MPI Hostfiles with Hyperthreading

1.6k views Asked by At

I'm running some small MPI jobs across nodes in a computer lab at my university. There's no queuing system installed, so I have to generate MPI hostfiles myself each time I want to run a job, then run them like so:

mpirun --hostfile mpi_hostfile -n 32 ./mpi_program

I use Open MPI, so right now my hostfiles look something like this:

localhost slots=4
hydra13 slots=4
hydra14 slots=4
hydra2 slots=4
hydra22 slots=4
hydra24 slots=4
hydra26 slots=4
hydra1 slots=4

My question is this: each of the nodes has an Intel® Core™ i7-3770 processor, which is quad-core, but also hyper-threaded. What's considered best practice for Open MPI hostfiles where hyperthreading is concerned? Should I list four or eight slots for each node?

Thanks.

2

There are 2 answers

1
Wesley Bland On

It depends on your usage. You'll probably want to do some experiments with lots of configurations, but usually what people do if they are using MPI+OpenMP (I'm assuming you meant OpenMP the threading library. Not Open MPI, the MPI library even though your question is tagged OpenMPI.) is to have one MPI process per node and one OpenMP thread per core. I'm not sure how hyperthreading weighs in here, but that's the usual practice.

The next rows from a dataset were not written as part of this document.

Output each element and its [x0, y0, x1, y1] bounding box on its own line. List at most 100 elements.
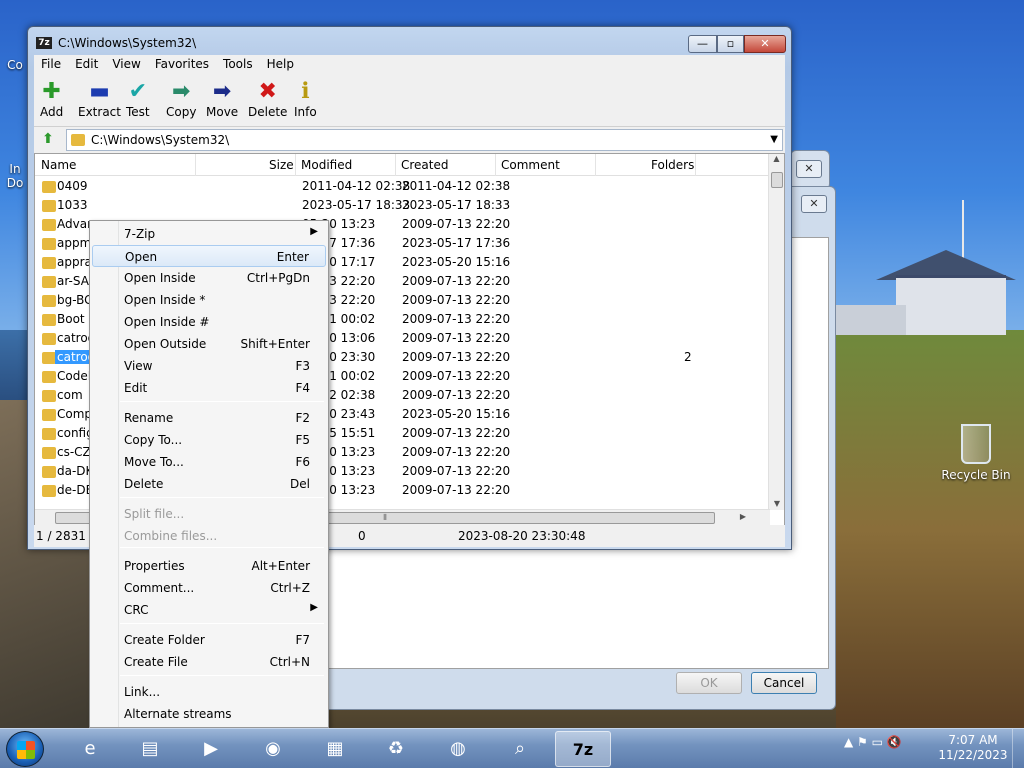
menu-item-rename[interactable]: Rename F2 — [92, 407, 326, 429]
move-icon: ➡ — [212, 79, 232, 104]
7zip-icon[interactable]: 7z — [555, 731, 611, 767]
info-button[interactable]: ℹ Info — [294, 79, 317, 119]
up-folder-icon[interactable]: ⬆ — [38, 131, 58, 149]
test-icon: ✔ — [128, 79, 148, 104]
desktop-icon-recycle-bin[interactable]: Recycle Bin — [940, 424, 1012, 482]
cancel-button[interactable]: Cancel — [751, 672, 817, 694]
menu-separator — [120, 547, 324, 548]
menu-item-combine-files: Combine files... — [92, 525, 326, 547]
menu-item-create-folder[interactable]: Create Folder F7 — [92, 629, 326, 651]
row-created: 2009-07-13 22:20 — [402, 312, 511, 326]
menu-item-open-outside[interactable]: Open Outside Shift+Enter — [92, 333, 326, 355]
table-row[interactable]: 1033 2023-05-17 18:33 2023-05-17 18:33 — [35, 196, 770, 215]
network-globe-icon[interactable]: ◍ — [430, 731, 486, 767]
row-name: bg-BG — [57, 293, 94, 307]
column-header-name[interactable]: Name — [41, 158, 76, 172]
show-desktop-button[interactable] — [1012, 729, 1024, 768]
menu-edit[interactable]: Edit — [68, 55, 105, 75]
menu-view[interactable]: View — [105, 55, 147, 75]
dropdown-arrow-icon[interactable]: ▼ — [770, 134, 778, 145]
menu-item-shortcut: F7 — [295, 633, 310, 647]
menu-item-open-inside[interactable]: Open Inside Ctrl+PgDn — [92, 267, 326, 289]
table-row[interactable]: 0409 2011-04-12 02:38 2011-04-12 02:38 — [35, 177, 770, 196]
menu-item-view[interactable]: View F3 — [92, 355, 326, 377]
column-header-size[interactable]: Size — [269, 158, 294, 172]
menu-file[interactable]: File — [34, 55, 68, 75]
close-button[interactable]: ✕ — [744, 35, 786, 53]
menu-item-crc[interactable]: CRC ▶ — [92, 599, 326, 621]
menu-item-copy-to[interactable]: Copy To... F5 — [92, 429, 326, 451]
ok-button[interactable]: OK — [676, 672, 742, 694]
menu-item-open-inside[interactable]: Open Inside # — [92, 311, 326, 333]
clock-date: 11/22/2023 — [938, 748, 1008, 762]
status-size: 0 — [358, 529, 366, 543]
folder-icon — [42, 352, 56, 364]
toolbar-label: Copy — [166, 105, 197, 119]
column-header-comment[interactable]: Comment — [501, 158, 560, 172]
start-button[interactable] — [6, 731, 44, 767]
internet-explorer-icon[interactable]: e — [62, 731, 118, 767]
desktop-wallpaper-field — [836, 330, 1024, 730]
menu-item-7-zip[interactable]: 7-Zip ▶ — [92, 223, 326, 245]
vertical-scrollbar[interactable]: ▲ ▼ — [768, 154, 784, 510]
menu-bar: File Edit View Favorites Tools Help — [34, 55, 785, 75]
menu-item-move-to[interactable]: Move To... F6 — [92, 451, 326, 473]
chrome-icon[interactable]: ◉ — [245, 731, 301, 767]
scrollbar-thumb[interactable] — [771, 172, 783, 188]
row-name: Comp — [57, 407, 93, 421]
menu-item-label: Properties — [124, 559, 185, 573]
minimize-button[interactable]: — — [688, 35, 717, 53]
desktop-icon-computer[interactable]: Co — [0, 58, 30, 72]
system-tray[interactable]: ▲ ⚑ ▭ 🔇 — [844, 735, 902, 749]
move-button[interactable]: ➡ Move — [206, 79, 238, 119]
menu-item-shortcut: Ctrl+PgDn — [246, 271, 310, 285]
test-button[interactable]: ✔ Test — [126, 79, 150, 119]
background-window-close-button[interactable]: ✕ — [796, 160, 822, 178]
menu-item-label: 7-Zip — [124, 227, 156, 241]
file-explorer-icon[interactable]: ▤ — [122, 731, 178, 767]
row-created: 2023-05-20 15:16 — [402, 407, 511, 421]
row-created: 2009-07-13 22:20 — [402, 293, 511, 307]
menu-item-label: Rename — [124, 411, 174, 425]
desktop-icon-label: In — [9, 162, 21, 176]
title-bar[interactable]: 7z C:\Windows\System32\ — ▫ ✕ — [28, 27, 791, 57]
copy-icon: ➡ — [172, 79, 191, 104]
menu-item-open[interactable]: Open Enter — [92, 245, 326, 267]
taskbar: e ▤ ▶ ◉ ▦ ♻ ◍ ⌕ 7z ▲ ⚑ ▭ 🔇 7:07 AM 11/22/2023 — [0, 728, 1024, 768]
clock[interactable]: 7:07 AM 11/22/2023 — [938, 733, 1008, 763]
address-input[interactable]: C:\Windows\System32\ ▼ — [66, 129, 783, 151]
menu-item-create-file[interactable]: Create File Ctrl+N — [92, 651, 326, 673]
menu-item-properties[interactable]: Properties Alt+Enter — [92, 555, 326, 577]
menu-tools[interactable]: Tools — [216, 55, 260, 75]
copy-button[interactable]: ➡ Copy — [166, 79, 196, 119]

If, indeed, you mean Open MPI everywhere you mentioned OpenMP, then it's different. If you're only using MPI processes, then usually, people use one MPI process per core.

In the end, you'll need to test out your application with a range of setups and see which is fastest for your machines and your application. There is no silver bullet.

0
Maxim Masiutin On

You can run the --use-hwthread-cpus command line parameter for mpirun.

In this case, Open MPI will consider the processor to be a thread provided by hyperthreading. Otherwise, it considers a processor to be a CPU core, which is the default behavior.

For example, in the Xeon Phi (Knights Landing Microarchitecture), each core has four hyperthreaded threads instead of two. Therefore, if you run Open MPI on Xeon Phi with --use-hwthread-cpus, it will allocate four Open MPI processors for each core.

When using this option, Open MPI will refer to the threads provided by Hyper-Threading as "hardware threads". With this technique, you will not oversubscribe, and if some Open MPI processors will run on a virtual machine, it will use the correct number of threads assigned to that virtual machine.